15 Eylül 2010 Çarşamba

telefon rehberi...

bugün bir kayıt daha silindi istemeye istemeye telefon rehberlerinden.. cep telefonunda ismine şöyle bir bakıldı.. daha gelmeyecek aramalar arandığında ulaşılamayacak hissiyatı oturdu kursaklara.. ondan gelen son çağrılara bakıldı sonra.. atılan son mesajlar ki genelde bayram tebrik mesajlarıdır ama daha da dikkatli okundu bir daha.. bi daha okundu heyecanla birşey kaçırdım mı acaba diye.. bir daha derken silindi yüreğe kezzap döküyormuşcasına son bi hamleyle.. her gördüğümde kahrolmayayım diye iç geçirmeyle..

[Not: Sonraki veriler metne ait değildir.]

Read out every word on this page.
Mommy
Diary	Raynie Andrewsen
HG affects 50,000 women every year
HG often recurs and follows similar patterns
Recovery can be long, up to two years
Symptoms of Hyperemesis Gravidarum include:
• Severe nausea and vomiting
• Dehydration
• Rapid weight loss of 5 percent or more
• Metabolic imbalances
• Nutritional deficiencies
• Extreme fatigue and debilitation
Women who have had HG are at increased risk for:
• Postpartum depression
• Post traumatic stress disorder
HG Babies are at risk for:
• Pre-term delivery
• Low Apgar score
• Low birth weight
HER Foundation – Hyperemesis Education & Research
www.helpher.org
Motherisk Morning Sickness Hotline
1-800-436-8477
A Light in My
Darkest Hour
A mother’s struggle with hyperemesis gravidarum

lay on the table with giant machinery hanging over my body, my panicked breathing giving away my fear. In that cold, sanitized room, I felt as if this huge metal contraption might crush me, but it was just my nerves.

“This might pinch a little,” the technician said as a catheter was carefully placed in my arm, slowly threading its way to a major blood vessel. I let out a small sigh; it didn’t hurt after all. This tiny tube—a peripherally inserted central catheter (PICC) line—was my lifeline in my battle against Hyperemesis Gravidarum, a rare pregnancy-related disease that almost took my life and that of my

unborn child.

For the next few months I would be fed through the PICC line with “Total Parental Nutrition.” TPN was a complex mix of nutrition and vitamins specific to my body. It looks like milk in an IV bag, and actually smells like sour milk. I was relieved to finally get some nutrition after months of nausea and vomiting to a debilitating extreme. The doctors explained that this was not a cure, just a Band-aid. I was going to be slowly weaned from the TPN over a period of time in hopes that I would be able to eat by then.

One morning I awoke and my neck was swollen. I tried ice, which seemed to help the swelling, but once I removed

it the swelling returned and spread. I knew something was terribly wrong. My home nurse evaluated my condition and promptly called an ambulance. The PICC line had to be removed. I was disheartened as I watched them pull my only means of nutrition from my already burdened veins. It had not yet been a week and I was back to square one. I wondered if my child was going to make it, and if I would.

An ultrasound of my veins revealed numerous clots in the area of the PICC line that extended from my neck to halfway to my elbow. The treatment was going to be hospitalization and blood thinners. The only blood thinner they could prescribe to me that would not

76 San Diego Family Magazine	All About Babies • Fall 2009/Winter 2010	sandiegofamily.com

sokağa çıkıldığında hiç umursamadan geçilen o kahvenin çardağına daha da bi dikkatli bakıldı bugün.. ama o artık orda değildi.. kulağına taktığı cep telefonu kulaklığıyla gözümüzü okşayan, dostlarıyla yaptığı sıcacık sohbetlerin şen kahkahaların sahibi yoktu artık orda.. onu sevenlerde yoktu asmalarla kaplanan o çardakta.. Evet evet Polis Memuru abimiz Erol Abi'den bahsediyorum.. dediler kalbine yenik düştü.. kalbi çok güzeldi onu yenmişse de bir tek kalbi yenebilirdi zaten dedik kendimize.. eşşekler gibi biliyorduk zamanı gelenin hiç durmadan gittiğini ama adettendir diyip büküyorduk dudaklarımızı hadi yaaa diyerekten..

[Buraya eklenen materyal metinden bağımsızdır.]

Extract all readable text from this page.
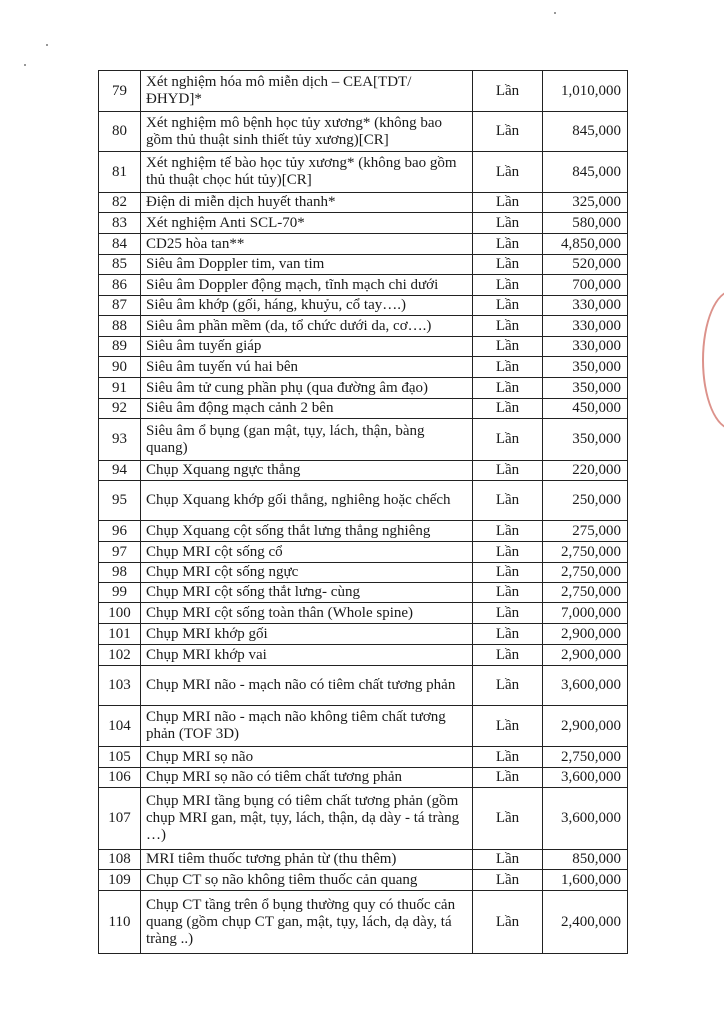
79	Xét nghiệm hóa mô miễn dịch – CEA[TDT/ĐHYD]*	Lần	1,010,000
80	Xét nghiệm mô bệnh học tủy xương* (không bao gồm thủ thuật sinh thiết tủy xương)[CR]	Lần	845,000
81	Xét nghiệm tế bào học tủy xương* (không bao gồm thủ thuật chọc hút tủy)[CR]	Lần	845,000
82	Điện di miễn dịch huyết thanh*	Lần	325,000
83	Xét nghiệm Anti SCL-70*	Lần	580,000
84	CD25 hòa tan**	Lần	4,850,000
85	Siêu âm Doppler tim, van tim	Lần	520,000
86	Siêu âm Doppler động mạch, tĩnh mạch chi dưới	Lần	700,000
87	Siêu âm khớp (gối, háng, khuỷu, cổ tay….)	Lần	330,000
88	Siêu âm phần mềm (da, tổ chức dưới da, cơ….)	Lần	330,000
89	Siêu âm tuyến giáp	Lần	330,000
90	Siêu âm tuyến vú hai bên	Lần	350,000
91	Siêu âm tử cung phần phụ (qua đường âm đạo)	Lần	350,000
92	Siêu âm động mạch cảnh 2 bên	Lần	450,000
93	Siêu âm ổ bụng (gan mật, tụy, lách, thận, bàng quang)	Lần	350,000
94	Chụp Xquang ngực thẳng	Lần	220,000
95	Chụp Xquang khớp gối thẳng, nghiêng hoặc chếch	Lần	250,000
96	Chụp Xquang cột sống thắt lưng thẳng nghiêng	Lần	275,000
97	Chụp MRI cột sống cổ	Lần	2,750,000
98	Chụp MRI cột sống ngực	Lần	2,750,000
99	Chụp MRI cột sống thắt lưng- cùng	Lần	2,750,000
100	Chụp MRI cột sống toàn thân (Whole spine)	Lần	7,000,000
101	Chụp MRI khớp gối	Lần	2,900,000
102	Chụp MRI khớp vai	Lần	2,900,000
103	Chụp MRI não - mạch não có tiêm chất tương phản	Lần	3,600,000
104	Chụp MRI não - mạch não không tiêm chất tương phản (TOF 3D)	Lần	2,900,000
105	Chụp MRI sọ não	Lần	2,750,000
106	Chụp MRI sọ não có tiêm chất tương phản	Lần	3,600,000
107	Chụp MRI tầng bụng có tiêm chất tương phản (gồm chụp MRI gan, mật, tụy, lách, thận, dạ dày - tá tràng …)	Lần	3,600,000
108	MRI tiêm thuốc tương phản từ (thu thêm)	Lần	850,000
109	Chụp CT sọ não không tiêm thuốc cản quang	Lần	1,600,000
110	Chụp CT tầng trên ổ bụng thường quy có thuốc cản quang (gồm chụp CT gan, mật, tụy, lách, dạ dày, tá tràng ..)	Lần	2,400,000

işte böyle zamanlar sevdiklerimiz düçar oluyordu beynimize, dünya denen kahpeyle cebelleşirken 'suni tenefüs saatlerinde'.. ne zaman birisinin acısı yaşansa tam burnumuzun dibinde.. o zaman hatırlıyorduk uzağımıza attığımız sevdiklerimizi.. Erol Abi'miz gibiler hayatın gizli kahramanlarıydı aslında.. onlar silerken simalarını belleklerimizden unuttuklarımızı hatırlatıyorlardı aslında bizlere..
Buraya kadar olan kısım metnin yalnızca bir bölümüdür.